Truth be told, when last Monday morning I saw David Bowie had died as I scrolled through my newsfeed, I had mixed feelings. While saddened by his death and a fan of his music, I felt a disconnect. I only knew Bowie through his music and wasn’t alive in the post-space race era he emerged from. So while David Bowie the man had died, David Bowie the artist option on my iPod hadn’t.
With these two Bowies to deal with, and the critically acclaimed album Blackstar, which as many people pointed out, seems to deal with the theme of his imminent death, I wanted to know why the death of an artist who had written so much about alienation haunted me?
My journey led me to Eric Hill, manager of Backstreet Records on Queen Street in Fredericton. Stacks of used CDs pile up on every surface, and Bowie’s face pops on around every corner if you look hard enough.
I’d read in an earlier tribute that if Elvis Presley is the king of rock, and Michael Jackson the king of pop, David Bowie would be the king of what we now call alt-rock.

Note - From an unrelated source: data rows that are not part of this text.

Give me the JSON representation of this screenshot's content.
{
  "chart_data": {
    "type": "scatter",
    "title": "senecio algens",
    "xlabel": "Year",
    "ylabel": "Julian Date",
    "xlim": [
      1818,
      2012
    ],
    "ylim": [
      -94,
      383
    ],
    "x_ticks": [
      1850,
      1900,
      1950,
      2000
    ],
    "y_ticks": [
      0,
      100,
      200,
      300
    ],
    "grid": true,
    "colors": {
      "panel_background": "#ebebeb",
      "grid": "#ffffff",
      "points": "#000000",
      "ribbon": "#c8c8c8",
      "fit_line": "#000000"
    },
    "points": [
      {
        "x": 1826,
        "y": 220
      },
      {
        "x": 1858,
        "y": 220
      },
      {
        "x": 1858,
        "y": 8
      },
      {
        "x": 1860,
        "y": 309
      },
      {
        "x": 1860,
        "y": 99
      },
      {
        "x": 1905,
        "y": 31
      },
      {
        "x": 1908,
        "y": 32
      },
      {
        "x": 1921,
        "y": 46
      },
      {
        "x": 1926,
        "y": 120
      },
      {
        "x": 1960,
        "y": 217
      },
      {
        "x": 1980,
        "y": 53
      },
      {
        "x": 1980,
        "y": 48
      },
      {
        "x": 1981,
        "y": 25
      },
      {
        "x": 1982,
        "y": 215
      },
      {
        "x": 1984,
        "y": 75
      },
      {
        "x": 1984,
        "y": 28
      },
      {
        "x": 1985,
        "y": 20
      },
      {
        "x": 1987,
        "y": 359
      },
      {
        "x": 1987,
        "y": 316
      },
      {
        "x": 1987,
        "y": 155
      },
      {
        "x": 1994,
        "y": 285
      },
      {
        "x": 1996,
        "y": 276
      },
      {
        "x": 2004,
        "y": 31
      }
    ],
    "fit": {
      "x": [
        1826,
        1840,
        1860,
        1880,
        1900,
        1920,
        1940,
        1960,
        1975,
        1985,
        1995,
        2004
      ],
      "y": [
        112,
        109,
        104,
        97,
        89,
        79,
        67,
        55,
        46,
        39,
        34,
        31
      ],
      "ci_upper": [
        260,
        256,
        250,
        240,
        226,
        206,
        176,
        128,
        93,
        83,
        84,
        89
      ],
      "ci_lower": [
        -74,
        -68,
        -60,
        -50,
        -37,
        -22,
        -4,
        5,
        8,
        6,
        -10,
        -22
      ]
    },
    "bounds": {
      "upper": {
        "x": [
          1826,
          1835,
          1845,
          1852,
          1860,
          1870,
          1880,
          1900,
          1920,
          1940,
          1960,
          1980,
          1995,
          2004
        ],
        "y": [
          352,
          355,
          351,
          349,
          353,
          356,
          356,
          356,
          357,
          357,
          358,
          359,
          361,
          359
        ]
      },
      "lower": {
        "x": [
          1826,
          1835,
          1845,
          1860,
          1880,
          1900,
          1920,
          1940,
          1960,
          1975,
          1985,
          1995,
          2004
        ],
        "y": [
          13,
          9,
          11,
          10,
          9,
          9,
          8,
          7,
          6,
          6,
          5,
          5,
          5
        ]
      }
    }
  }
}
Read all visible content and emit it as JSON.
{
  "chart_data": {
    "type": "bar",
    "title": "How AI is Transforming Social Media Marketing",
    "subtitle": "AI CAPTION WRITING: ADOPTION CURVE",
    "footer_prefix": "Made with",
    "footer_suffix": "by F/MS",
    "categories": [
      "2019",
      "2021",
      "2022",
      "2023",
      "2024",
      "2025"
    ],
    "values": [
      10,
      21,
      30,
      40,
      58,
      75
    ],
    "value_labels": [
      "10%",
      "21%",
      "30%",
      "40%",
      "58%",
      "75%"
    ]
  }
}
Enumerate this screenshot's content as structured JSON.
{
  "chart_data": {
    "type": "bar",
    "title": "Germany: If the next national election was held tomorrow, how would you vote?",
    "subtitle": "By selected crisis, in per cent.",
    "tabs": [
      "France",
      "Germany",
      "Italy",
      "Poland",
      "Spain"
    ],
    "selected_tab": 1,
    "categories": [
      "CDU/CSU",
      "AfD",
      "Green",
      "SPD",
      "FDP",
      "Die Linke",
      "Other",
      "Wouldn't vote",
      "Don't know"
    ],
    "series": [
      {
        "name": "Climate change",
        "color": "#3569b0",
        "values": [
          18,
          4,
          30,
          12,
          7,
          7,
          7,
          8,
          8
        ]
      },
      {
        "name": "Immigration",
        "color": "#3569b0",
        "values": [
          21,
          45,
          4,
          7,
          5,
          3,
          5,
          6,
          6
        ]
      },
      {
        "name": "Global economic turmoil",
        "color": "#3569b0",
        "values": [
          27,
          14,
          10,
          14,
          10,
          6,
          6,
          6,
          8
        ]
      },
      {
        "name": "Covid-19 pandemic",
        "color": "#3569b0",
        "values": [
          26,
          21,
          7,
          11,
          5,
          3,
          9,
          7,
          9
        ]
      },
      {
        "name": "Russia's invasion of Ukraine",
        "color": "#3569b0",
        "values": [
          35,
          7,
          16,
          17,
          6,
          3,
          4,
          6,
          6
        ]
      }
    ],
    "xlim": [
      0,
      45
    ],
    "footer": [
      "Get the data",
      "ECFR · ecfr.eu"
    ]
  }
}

With Bowie’s many styles and faces – Ziggy Stardust, Thin White Duke or Major Tom – Hill says one way Bowie influenced the world was mixing theatrics and popular music.
“It pops up more in music like Madonna or Lady Gaga or some can argue even artists like Kanye West with his image controls owes a little to that,” Hill said. “It’s the knowledge that what you’re presenting is not just the songs but the whole package.”
Bowie didn’t invent English glam, or Philadelphia soul or German industrial music. But Hill says Bowie locked down superstardom by blending existing genres without tying himself down to one too much.
For Carmen Poulin, who teaches in the Gender and Women’s Studies program at the University of New Brunswick, Bowie pushed gender fluid boundaries – but many of her students don’t have a personal connection with him.
She says, like any celebrity, Bowie had a time and place, which new listeners just won’t get the fullness of.
While he made many people feel more comfortable in their own skins during the ‘70s, other artists now fill that role, just as artists did before Bowie. He was just a particularly bright example.
“Because of how much of a superstar he was, that gave him impact,” Poulin said. “(But today’s) models and examples are much more common than someone like David Bowie, (who) stood out from the crowd.”
Okay, but I’m still haunted by the version of Bowie from my iPod who seems to be very much alive.
Alan Hall, a STU philosophy professor, said he felt the same thing I did when scrolling our newsfeeds: the separation between the artist and the art.
For Hall, Bowie was kind of walking piece of art. And if the walking-talking piece of art that David Bowie was is dead, that’s something we can’t get back.
“Part of the thing, he was so canny about image and the way music and image fit together that you wonder if the point wasn’t about more than the music,” Hall said. “Look at how he died, he released an album a few days before he died that was all about death. It’s kind of amazing.”
Hall says it might be helpful to remember the ancient Greeks thought the muses were always speaking to their artists.
“If there’s something that an artist says that strikes us, it’s because they listen to the muses,” Hall said. “What we are grateful for is that the world makes more sense because he’s been in it.”
For Hall, without messing with physics, Bowie made the world bigger. For Hill at Backstreet Records, it’s the fingerprints he left on so much music. For Poulin, a understanding of gender fluidity and isolation; a star that burned especially bright in his time.
All I know is – whether you want to blame the muse or my iPod – is that he put his fingerprints on my imagination and that voice in my head isn’t going to go away.